Madame Bazin-Malgras, comme j'ai eu l'occasion de le dire à plusieurs reprises l'an dernier au moment de sa présentation, il n'y a pas eu de baisse du budget des sports ; au contraire, il a connu une augmentation, puisque nous avons réussi, par amendement, à obtenir 15 millions supplémentaires. Par ailleurs, en réaffectant l'argent de certaines lignes qui n'avaient pas été consommées, nous avons financé de nouvelles actions en direction de la haute performance et du développement des pratiques. La différence dans les chiffres constatée l'année dernière tenait à la surévaluation d'une ligne budgétaire, correspondant à la compensation de charges auprès de l'URSSAF concernant des arbitres. Même si le montant a été réajusté, celui-ci ne sera pas nécessairement exact. Si les mêmes difficultés d'estimation se reproduisent l'année prochaine, la ligne budgétaire risque de connaître de nouveau une baisse.
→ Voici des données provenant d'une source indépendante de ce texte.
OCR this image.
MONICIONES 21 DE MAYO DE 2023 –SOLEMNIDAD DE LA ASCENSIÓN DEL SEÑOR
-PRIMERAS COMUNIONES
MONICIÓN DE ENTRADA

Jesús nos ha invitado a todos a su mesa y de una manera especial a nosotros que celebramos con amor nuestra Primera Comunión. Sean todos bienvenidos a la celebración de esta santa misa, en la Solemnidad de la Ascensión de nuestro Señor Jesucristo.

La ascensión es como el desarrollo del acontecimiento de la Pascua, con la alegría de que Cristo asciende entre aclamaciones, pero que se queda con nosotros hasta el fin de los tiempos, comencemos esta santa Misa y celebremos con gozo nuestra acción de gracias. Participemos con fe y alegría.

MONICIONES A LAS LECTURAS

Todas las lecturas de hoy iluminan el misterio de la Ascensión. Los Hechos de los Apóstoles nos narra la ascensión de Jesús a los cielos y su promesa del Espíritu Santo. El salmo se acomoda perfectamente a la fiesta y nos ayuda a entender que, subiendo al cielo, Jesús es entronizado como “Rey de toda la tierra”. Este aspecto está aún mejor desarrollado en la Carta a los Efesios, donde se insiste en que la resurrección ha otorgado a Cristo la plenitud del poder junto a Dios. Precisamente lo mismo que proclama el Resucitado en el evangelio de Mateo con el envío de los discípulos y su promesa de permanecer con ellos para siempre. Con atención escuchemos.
La création de l'Agence nationale du sport entraîne par ailleurs une dynamique. Les entreprises sont très allantes en la matière : elles sont nombreuses à venir toquer à notre porte pour s'impliquer dans les dispositifs et participer au financement de ceux qui les intéressent, notamment au titre de la responsabilité sociétale des entreprises (RSE). Elles ont envie de s'investir dans les actions que nous menons en direction des publics les plus fragiles, dans les quartiers.

Bien sûr, j'aimerais avoir quatre fois plus de crédits pour le sport ! Mais, même si nous devons organiser les Jeux dans cinq ans, beaucoup d'autres secteurs de la société ont eux aussi des besoins financiers. Je crois qu'il est possible d'optimiser l'utilisation des moyens. C'est le sens de ma démarche : je souhaite, en mettant tout le monde autour de la table, parvenir à mieux coordonner les financements. J'ai demandé l'élaboration de ce que l'on appelle un « jaune du sport », c'est-à-dire un document permettant d'identifier, dans le périmètre des autres ministères, quels moyens peuvent être consacrés à nos acteurs, à nos associations de terrain. Par exemple, celles qui oeuvrent dans le domaine de l'insertion pourront solliciter de l'argent chez Mme Pénicaud ou rechercher des contractualisations entre l'État et les départements, parce qu'elles travaillent en faveur des publics les plus fragiles ; d'autres se positionneront dans le secteur de la santé. Par ailleurs, les 9 milliards d'euros mis au service du sport par les collectivités doivent se conjuguer au mieux avec notre budget, celui de l'Agence, mais aussi avec les financements des entreprises. Les fédérations peuvent participer elles aussi à cette synergie. Dans les discussions autour du groupement d'intérêt public (GIP) de l'Agence, nous nous avons pu constater en effet qu'elles étaient partantes. Je crois vraiment que la réunion de tous les acteurs autour de la table permettra de mieux coordonner les financements et de faire mieux avec ce qu'on a.